Read Separate Images as an DataList
^^^^^^^^^^^^^^^^^^^^^^^^^^^^^^^^^^^

.. code-block:: python

   img = ip.imread_collection("path/to/image/*.tif")


Large Images
------------

There are two ways to handle large images.

LazyImgArray
^^^^^^^^^^^^

If you deal with very large images that exceeds PC memory, you can use ``LazyImgArray``. This object retains
memory map of the image file that is split into smaller chunks, and passes it to ``dask`` array as "ready to
read" state. The image data is therefore loaded only when it is needed. Many useful functions in ``ImgArray`` 
are also implemented in ``LazyImgArray`` so that you can easily handle large datasets.

To read large images as ``LazyImgArray``, call ``impy.lazy.imread`` instead. You can specify its chunk size using
``chunks`` parameter.

.. code-block:: python

    img = ip.lazy.imread("path/to/image.tif", chunks=(1, "auto", "auto", "auto"))
    img

.. code-block::
    
    LazyImgArray of
         name     : image.tif
        shape     : 300(t), 25(z), 1024(y), 1024(x)
     chunk sizes  : 1(t), 25(z), 1024(y), 1024(x)
        dtype     : uint16
        source    : path/to/image.tif
        scale     : ScaleView(t=1.0px, z=0.217μm, y=0.217μm, x=0.217μm)

You can check its size in GB:

.. code-block:: python

    img.GB

.. code-block::

    15.72864

When you have to convert it to ``ImgArray``, use ``compute`` function:

.. code-block:: python

    img.compute()  # dask's compute() function will be called inside

BigImgArray
^^^^^^^^^^^

``LazyImgArray`` is useful to process large images.

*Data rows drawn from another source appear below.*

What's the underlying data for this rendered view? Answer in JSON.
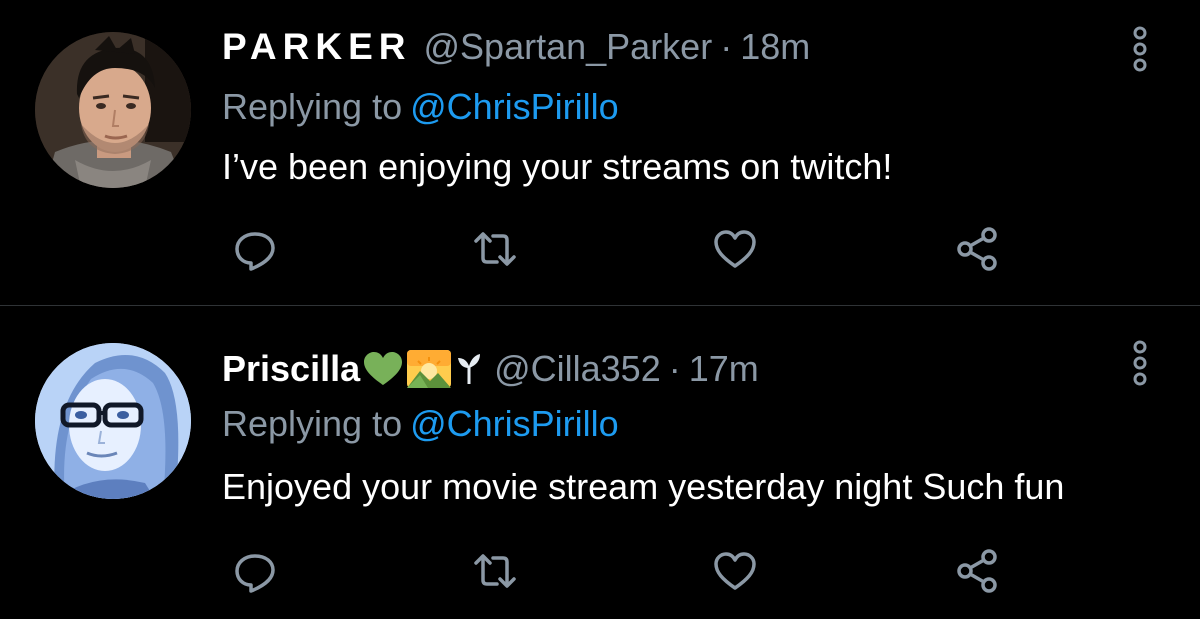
{
  "colors": {
    "background": "#000000",
    "text_primary": "#ffffff",
    "text_secondary": "#8b98a5",
    "link": "#1d9bf0",
    "divider": "#2f3336"
  },
  "tweets": [
    {
      "display_name": "PARKER",
      "handle": "@Spartan_Parker",
      "separator": "·",
      "time": "18m",
      "reply_prefix": "Replying to",
      "reply_to": "@ChrisPirillo",
      "text": "I’ve been enjoying your streams on twitch!",
      "avatar_icon": "user-photo-parker",
      "actions": [
        "reply-icon",
        "retweet-icon",
        "like-icon",
        "share-icon"
      ],
      "more_icon": "more-vertical-icon"
    },
    {
      "display_name": "Priscilla",
      "name_emojis": [
        "green-heart-emoji",
        "sunrise-over-mountains-emoji",
        "seedling-emoji"
      ],
      "handle": "@Cilla352",
      "separator": "·",
      "time": "17m",
      "reply_prefix": "Replying to",
      "reply_to": "@ChrisPirillo",
      "text": "Enjoyed your movie stream yesterday night Such fun",
      "avatar_icon": "user-photo-priscilla",
      "actions": [
        "reply-icon",
        "retweet-icon",
        "like-icon",
        "share-icon"
      ],
      "more_icon": "more-vertical-icon"
    }
  ]
}
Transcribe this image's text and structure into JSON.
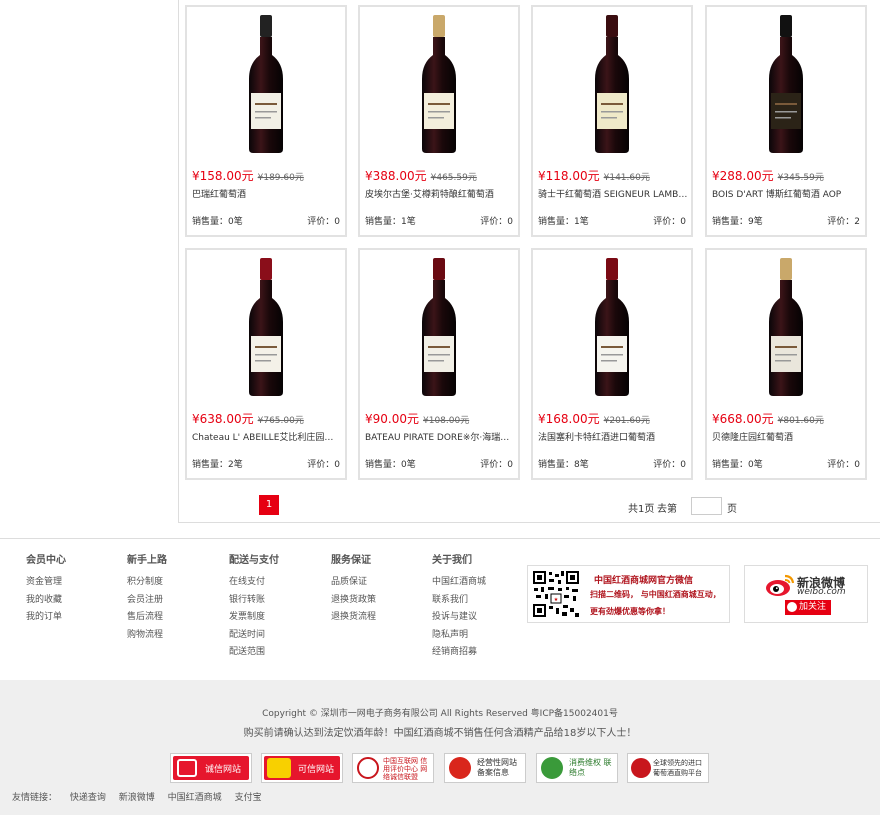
{
  "products": [
    {
      "price": "¥158.00元",
      "old_price": "¥189.60元",
      "name": "巴瑞红葡萄酒",
      "sales": "销售量：0笔",
      "rating": "评价：0",
      "label_color": "#f2f0e6",
      "cap_color": "#222"
    },
    {
      "price": "¥388.00元",
      "old_price": "¥465.59元",
      "name": "皮埃尔古堡·艾樽莉特酿红葡萄酒",
      "sales": "销售量：1笔",
      "rating": "评价：0",
      "label_color": "#f3eedc",
      "cap_color": "#c9a86a"
    },
    {
      "price": "¥118.00元",
      "old_price": "¥141.60元",
      "name": "骑士干红葡萄酒 SEIGNEUR LAMBERT",
      "sales": "销售量：1笔",
      "rating": "评价：0",
      "label_color": "#efe9c9",
      "cap_color": "#3a0d10"
    },
    {
      "price": "¥288.00元",
      "old_price": "¥345.59元",
      "name": "BOIS D'ART 博斯红葡萄酒 AOP",
      "sales": "销售量：9笔",
      "rating": "评价：2",
      "label_color": "#2b2317",
      "cap_color": "#111"
    },
    {
      "price": "¥638.00元",
      "old_price": "¥765.00元",
      "name": "Chateau L' ABEILLE艾比利庄园红葡萄酒",
      "sales": "销售量：2笔",
      "rating": "评价：0",
      "label_color": "#f4f1e8",
      "cap_color": "#8a0e1a"
    },
    {
      "price": "¥90.00元",
      "old_price": "¥108.00元",
      "name": "BATEAU PIRATE DORE※尔·海瑞船法国红葡萄酒",
      "sales": "销售量：0笔",
      "rating": "评价：0",
      "label_color": "#f1efe6",
      "cap_color": "#6a0a12"
    },
    {
      "price": "¥168.00元",
      "old_price": "¥201.60元",
      "name": "法国塞利卡特红酒进口葡萄酒",
      "sales": "销售量：8笔",
      "rating": "评价：0",
      "label_color": "#f5f4ee",
      "cap_color": "#7a0a14"
    },
    {
      "price": "¥668.00元",
      "old_price": "¥801.60元",
      "name": "贝德隆庄园红葡萄酒",
      "sales": "销售量：0笔",
      "rating": "评价：0",
      "label_color": "#eae6dc",
      "cap_color": "#c9a86a"
    }
  ],
  "pagination": {
    "current": "1",
    "info": "共1页",
    "goto": "去第",
    "unit": "页"
  },
  "footer": {
    "columns": [
      {
        "title": "会员中心",
        "links": [
          "资金管理",
          "我的收藏",
          "我的订单"
        ]
      },
      {
        "title": "新手上路",
        "links": [
          "积分制度",
          "会员注册",
          "售后流程",
          "购物流程"
        ]
      },
      {
        "title": "配送与支付",
        "links": [
          "在线支付",
          "银行转账",
          "发票制度",
          "配送时间",
          "配送范围"
        ]
      },
      {
        "title": "服务保证",
        "links": [
          "品质保证",
          "退换货政策",
          "退换货流程"
        ]
      },
      {
        "title": "关于我们",
        "links": [
          "中国红酒商城",
          "联系我们",
          "投诉与建议",
          "隐私声明",
          "经销商招募"
        ]
      }
    ],
    "weixin": {
      "title": "中国红酒商城网官方微信",
      "line1": "扫描二维码， 与中国红酒商城互动，",
      "line2": "更有劲爆优惠等你拿！"
    },
    "weibo": {
      "name": "新浪微博",
      "url": "weibo.com",
      "follow": "加关注"
    },
    "copyright": "Copyright © 深圳市一网电子商务有限公司 All Rights Reserved 粤ICP备15002401号",
    "notice": "购买前请确认达到法定饮酒年龄！中国红酒商城不销售任何含酒精产品给18岁以下人士！",
    "badges": [
      {
        "label": "诚信网站"
      },
      {
        "label": "可信网站"
      },
      {
        "label": "中国互联网 信用评价中心 网络诚信联盟"
      },
      {
        "label": "经营性网站 备案信息"
      },
      {
        "label": "消费维权 联络点"
      },
      {
        "label": "全球领先的进口 葡萄酒直购平台"
      }
    ],
    "friend_links_label": "友情链接：",
    "friend_links": [
      "快递查询",
      "新浪微博",
      "中国红酒商城",
      "支付宝"
    ]
  }
}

However, it is not suitable for interactive analysis 
because calculation starts from the beginning for every operation. ``BigImgArray`` is a subclass of 
``LazyImgArray`` but it stores the cashed data in a temporary file.

You can use :meth:`big_imread` function to open an image file as a ``BigImgArray`` object.

.. code-block:: python

    img = ip.big_imread("path/to/image.tif", chunks=(1, "auto", "auto", "auto"))
    img

.. code-block::
    
    BigImgArray of
         name     : image.tif
        shape     : 300(t), 25(z), 1024(y), 1024(x)
     chunk sizes  : 1(t), 25(z), 1024(y), 1024(x)
        dtype     : uint16
        source    : path/to/image.tif
        scale     : ScaleView(t=1.0px, z=0.217μm, y=0.217μm, x=0.217μm)

A ``BigImgArray`` processes an image out-of-core, but store the result in a temporary 
file. As ``LazyImgArray``, you can convert it into ``ImgArray`` using ``compute`` function.

.. code-block:: python

    img1 = img.gaussian_filter()  # computed and cached here
    img2 = img1.threshold(img1.mean())  # computed and cached here
    out = img2.compute()  # convert to ImgArray